J’ai dépassé l’âge d’être ébloui par nos anciens professeurs en droit constitutionnel qu’on dénommait des mandarins. Mais on peut en toute liberté et indépendance d’esprit retenir certaines remarques. Dans un cours en droit comparé, il nous montra combien la Constitution française était « bavarde » par rapport aux textes anglo-saxons et que dire de celui de la Grande Bretagne qui n’a pas une constitution écrite mais « coutumière ».

Selon son propos, la constitution n’a pas pour rôle « de choisir la couleur des rideaux de l’Assemblée nationale ». Il justifia ce travers par le droit français qui est héritier de la tradition de l’écrit dans le droit romain puis dans le droit canon de l’Eglise catholique.

Mais il y a pire, la grande déception par le risque de l’inefficacité alors qu’on dit habituellement que la constitutionnalisation « sacralise un droit » ou « l’inscrit dans le marbre ». Et là nous faisons face à deux illusions si nous ne prenons pas garde à être emporté par la solennité du moment.

La première est qu’une constitution se modifie, c’est bien la preuve avec le droit à l’avortement. Elle peut ainsi supprimer celui-ci par le même mécanisme. Personne ne prédit l’avenir mais tout le monde sait combien les retours de situation sont inhérents à l’histoire.

La majorité qualifiée des trois cinquième peut tout aussi bien se retrouver dans un climat favorable à la suppression du droit à l’avortement. Gardons toujours à notre esprit le cas des Etats-Unis ou de bien d’autres dans le monde où la morale religieuse, réelle ou suscitée par le régime politique, a refait surface.

Et ne jamais également oublier que les gouvernements en France peuvent passer par l’article 11, celui du référendum. Si la société devient conservatrice au plus haut point, il est acquis dans le temps d’un seul scrutin référendaire

La seconde illusion est de croire qu’un droit inscrit dans la constitution permet la pleine réalité de celui-ci. La seule garantie est qu’aucun texte législatif ou règlement ne peut le remettre en question et l’interdire sans recourir aux mécanismes plus lourds de la révision (tout de même plus difficiles malgré la remarque du paragraphe précédent).

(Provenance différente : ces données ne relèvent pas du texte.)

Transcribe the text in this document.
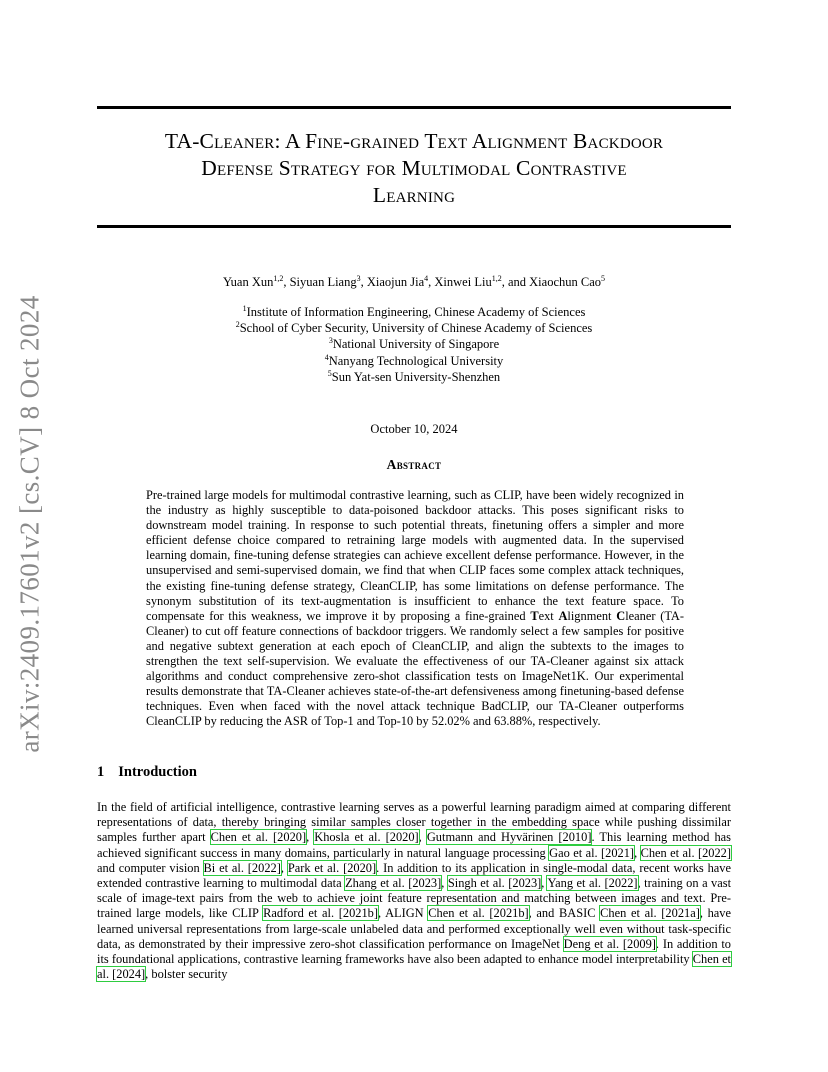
arXiv:2409.17601v2 [cs.CV] 8 Oct 2024
TA-Cleaner: A Fine-grained Text Alignment Backdoor
Defense Strategy for Multimodal Contrastive
Learning
Yuan Xun$^{1,2}$, Siyuan Liang$^3$, Xiaojun Jia$^4$, Xinwei Liu$^{1,2}$, and Xiaochun Cao$^5$
$^1$Institute of Information Engineering, Chinese Academy of Sciences
$^2$School of Cyber Security, University of Chinese Academy of Sciences
$^3$National University of Singapore
$^4$Nanyang Technological University
$^5$Sun Yat-sen University-Shenzhen
October 10, 2024
Abstract
Pre-trained large models for multimodal contrastive learning, such as CLIP, have been widely recognized in the industry as highly susceptible to data-poisoned backdoor attacks. This poses significant risks to downstream model training. In response to such potential threats, finetuning offers a simpler and more efficient defense choice compared to retraining large models with augmented data. In the supervised learning domain, fine-tuning defense strategies can achieve excellent defense performance. However, in the unsupervised and semi-supervised domain, we find that when CLIP faces some complex attack techniques, the existing fine-tuning defense strategy, CleanCLIP, has some limitations on defense performance. The synonym substitution of its text-augmentation is insufficient to enhance the text feature space. To compensate for this weakness, we improve it by proposing a fine-grained Text Alignment Cleaner (TA-Cleaner) to cut off feature connections of backdoor triggers. We randomly select a few samples for positive and negative subtext generation at each epoch of CleanCLIP, and align the subtexts to the images to strengthen the text self-supervision. We evaluate the effectiveness of our TA-Cleaner against six attack algorithms and conduct comprehensive zero-shot classification tests on ImageNet1K. Our experimental results demonstrate that TA-Cleaner achieves state-of-the-art defensiveness among finetuning-based defense techniques. Even when faced with the novel attack technique BadCLIP, our TA-Cleaner outperforms CleanCLIP by reducing the ASR of Top-1 and Top-10 by 52.02% and 63.88%, respectively.
1 Introduction
In the field of artificial intelligence, contrastive learning serves as a powerful learning paradigm aimed at comparing different representations of data, thereby bringing similar samples closer together in the embedding space while pushing dissimilar samples further apart Chen et al. [2020], Khosla et al. [2020], Gutmann and Hyvärinen [2010]. This learning method has achieved significant success in many domains, particularly in natural language processing Gao et al. [2021], Chen et al. [2022] and computer vision Bi et al. [2022], Park et al. [2020]. In addition to its application in single-modal data, recent works have extended contrastive learning to multimodal data Zhang et al. [2023], Singh et al. [2023], Yang et al. [2022], training on a vast scale of image-text pairs from the web to achieve joint feature representation and matching between images and text. Pre-trained large models, like CLIP Radford et al. [2021b], ALIGN Chen et al. [2021b], and BASIC Chen et al. [2021a], have learned universal representations from large-scale unlabeled data and performed exceptionally well even without task-specific data, as demonstrated by their impressive zero-shot classification performance on ImageNet Deng et al. [2009]. In addition to its foundational applications, contrastive learning frameworks have also been adapted to enhance model interpretability Chen et al. [2024], bolster security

Nous savons parfaitement que la cause qui a poussé le Président à proposer l’inscription dans la constitution est la situation de blocage qui place les femmes dans une impossibilité d’avorter, malgré la loi Simone Veil de longue date.

Tout d’abord par la clause de conscience invoquée par de plus en plus de médecins, la fermeture de nombreux centres qui le proposent et, surtout par une violence des oppositions conservatrices rétrogrades, religieuses ou d’extrême droite (ce qui se confond dans la majorité des cas).

Bien entendu que la constitution permet de rendre plus difficile le retour en arrière et ne permet pas à tout changement de majorité politique de remettre en cause le droit par une simple loi. C’est déjà beaucoup.

Tout cela est vrai et l’événement français ne peut être critiqué par son avancée extraordinaire. Mais les illusions de la protection fait baisser la garde pour une lutte constante des droits qui ne sont jamais acquis d’une manière définitive.

Aussi parce que la multiplication des droits sociaux dans la constitution risque de faire perdre confiance en elle. Le manque de confiance en une constitution est la fin d’une démocratie.

Bravo à la réforme mais la nécessité d’une vigilance permanente contre l’obscurantisme qui perd toujours la bataille mais jamais la guerre. Si le cas contraire existait, nous le saurions depuis de très nombreux siècles où l’homme l’a combattu avec l’acharnement de l’instruction et du modernisme.